How it works When a student or educator uploads an image attachment to an artifact record, the image is sent to Rekognition before the record is saved. Rekognition uses a three-level hierarchical taxonomy to label categories of inappropriate content. If the image is flagged, the upload is blocked and the user receives an error message. Clean images save normally.

Taxonomy levels Rekognition organizes detections into three levels of specificity.

Level Description Example
L1 Broad top-level category Explicit Nudity
L2 Specific subcategory Graphic Male Nudity
L3 Fine-grained detail Fully Nude Male

Most platforms focus on L1 and L2 for policy decisions, using L3 only when extra precision is needed.

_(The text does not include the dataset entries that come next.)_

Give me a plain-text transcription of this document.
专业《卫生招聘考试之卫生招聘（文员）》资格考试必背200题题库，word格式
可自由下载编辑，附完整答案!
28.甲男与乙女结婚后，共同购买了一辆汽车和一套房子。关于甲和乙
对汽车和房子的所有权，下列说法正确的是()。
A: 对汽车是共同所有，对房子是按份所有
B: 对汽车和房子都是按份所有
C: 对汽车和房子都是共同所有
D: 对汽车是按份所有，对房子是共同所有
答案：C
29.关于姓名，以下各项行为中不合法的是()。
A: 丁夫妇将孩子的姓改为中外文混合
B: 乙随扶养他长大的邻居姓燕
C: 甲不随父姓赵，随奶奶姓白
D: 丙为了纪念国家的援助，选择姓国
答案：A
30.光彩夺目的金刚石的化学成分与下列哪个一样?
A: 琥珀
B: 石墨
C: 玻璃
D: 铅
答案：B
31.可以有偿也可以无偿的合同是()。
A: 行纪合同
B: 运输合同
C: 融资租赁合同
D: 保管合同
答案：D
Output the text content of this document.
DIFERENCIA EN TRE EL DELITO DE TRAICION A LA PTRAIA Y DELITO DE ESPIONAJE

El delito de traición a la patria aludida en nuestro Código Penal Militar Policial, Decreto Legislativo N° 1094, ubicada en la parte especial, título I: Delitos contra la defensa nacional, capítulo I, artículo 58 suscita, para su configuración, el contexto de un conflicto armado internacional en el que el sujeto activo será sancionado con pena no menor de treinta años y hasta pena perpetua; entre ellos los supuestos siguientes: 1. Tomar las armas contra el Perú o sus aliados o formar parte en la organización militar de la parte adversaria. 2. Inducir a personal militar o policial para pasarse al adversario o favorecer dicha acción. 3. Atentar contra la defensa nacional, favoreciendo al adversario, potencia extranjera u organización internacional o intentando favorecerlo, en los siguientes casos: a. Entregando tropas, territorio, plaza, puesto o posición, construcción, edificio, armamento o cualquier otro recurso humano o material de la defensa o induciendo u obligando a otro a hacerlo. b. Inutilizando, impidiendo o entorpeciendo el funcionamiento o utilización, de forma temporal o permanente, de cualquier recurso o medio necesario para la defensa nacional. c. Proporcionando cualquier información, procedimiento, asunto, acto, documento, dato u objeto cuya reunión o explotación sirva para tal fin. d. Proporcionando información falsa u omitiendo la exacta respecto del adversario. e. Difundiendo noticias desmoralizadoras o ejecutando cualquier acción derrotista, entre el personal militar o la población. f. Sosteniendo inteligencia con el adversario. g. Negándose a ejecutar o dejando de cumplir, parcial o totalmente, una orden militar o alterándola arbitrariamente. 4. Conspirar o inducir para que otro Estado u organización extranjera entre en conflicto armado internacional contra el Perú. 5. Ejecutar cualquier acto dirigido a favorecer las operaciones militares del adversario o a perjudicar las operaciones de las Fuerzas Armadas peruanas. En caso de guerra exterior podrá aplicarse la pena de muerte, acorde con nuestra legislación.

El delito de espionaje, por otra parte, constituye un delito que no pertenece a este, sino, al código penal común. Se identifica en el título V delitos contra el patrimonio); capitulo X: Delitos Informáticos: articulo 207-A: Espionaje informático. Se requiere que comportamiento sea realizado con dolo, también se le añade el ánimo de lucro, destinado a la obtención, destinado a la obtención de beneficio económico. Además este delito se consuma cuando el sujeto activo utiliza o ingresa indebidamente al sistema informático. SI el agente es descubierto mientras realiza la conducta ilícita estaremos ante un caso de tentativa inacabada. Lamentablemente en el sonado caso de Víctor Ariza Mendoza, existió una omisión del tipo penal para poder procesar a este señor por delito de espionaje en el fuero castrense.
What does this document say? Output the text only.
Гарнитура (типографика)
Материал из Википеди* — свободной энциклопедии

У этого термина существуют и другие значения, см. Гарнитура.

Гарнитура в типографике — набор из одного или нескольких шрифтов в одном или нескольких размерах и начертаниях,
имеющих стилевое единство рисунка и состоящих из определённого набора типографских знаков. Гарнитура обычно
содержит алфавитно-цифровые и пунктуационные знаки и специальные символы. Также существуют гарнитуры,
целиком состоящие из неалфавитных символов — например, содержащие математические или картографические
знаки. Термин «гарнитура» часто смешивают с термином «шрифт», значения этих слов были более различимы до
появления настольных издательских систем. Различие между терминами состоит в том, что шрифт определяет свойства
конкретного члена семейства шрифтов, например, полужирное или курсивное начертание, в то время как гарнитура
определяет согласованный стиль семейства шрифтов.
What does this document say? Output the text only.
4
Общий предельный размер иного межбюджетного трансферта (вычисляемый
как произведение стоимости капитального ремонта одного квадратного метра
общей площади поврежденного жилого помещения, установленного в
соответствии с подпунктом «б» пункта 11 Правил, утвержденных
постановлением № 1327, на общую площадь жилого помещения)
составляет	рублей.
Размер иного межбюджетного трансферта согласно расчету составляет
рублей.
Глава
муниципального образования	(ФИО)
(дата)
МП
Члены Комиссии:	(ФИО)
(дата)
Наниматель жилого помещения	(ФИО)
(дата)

What level Wayfinder operates at Wayfinder blocks at L1—the broadest, most restrictive level. If Rekognition detects anything under a blocked parent category above the confidence threshold, the upload is rejected regardless of which subcategory triggered it. Blocking at L1 is intentional for a K-12 platform—it's safer than trying to allow some subcategories while blocking others.

What Wayfinder blocks

Category What it covers
Explicit Nudity Nudity, graphic sexual content
Suggestive Revealing clothing, suggestive poses
Violence Graphic violence, weapons
Visually Disturbing Corpses, emaciated bodies
Hate Symbols Nazi imagery, KKK symbols
Drugs & Tobacco Drug use, paraphernalia
Gambling Casino imagery
Rude Gestures Obscene hand gestures

Confidence threshold Wayfinder is set to 75 out of 100. Rekognition must be at least 75% confident before an image is blocked. AWS's own default is 50—our setting of 75 is stricter, reducing false positives while still providing strong protection appropriate for a K-12 environment.

What it doesn't scan Rekognition only scans image files (.jpg, .png, .gif, .webp). PDF and ZIP attachments aren't scanned. Rekognition doesn't claim to be an exhaustive filter of all inappropriate content and doesn't detect illegal content such as CSAM.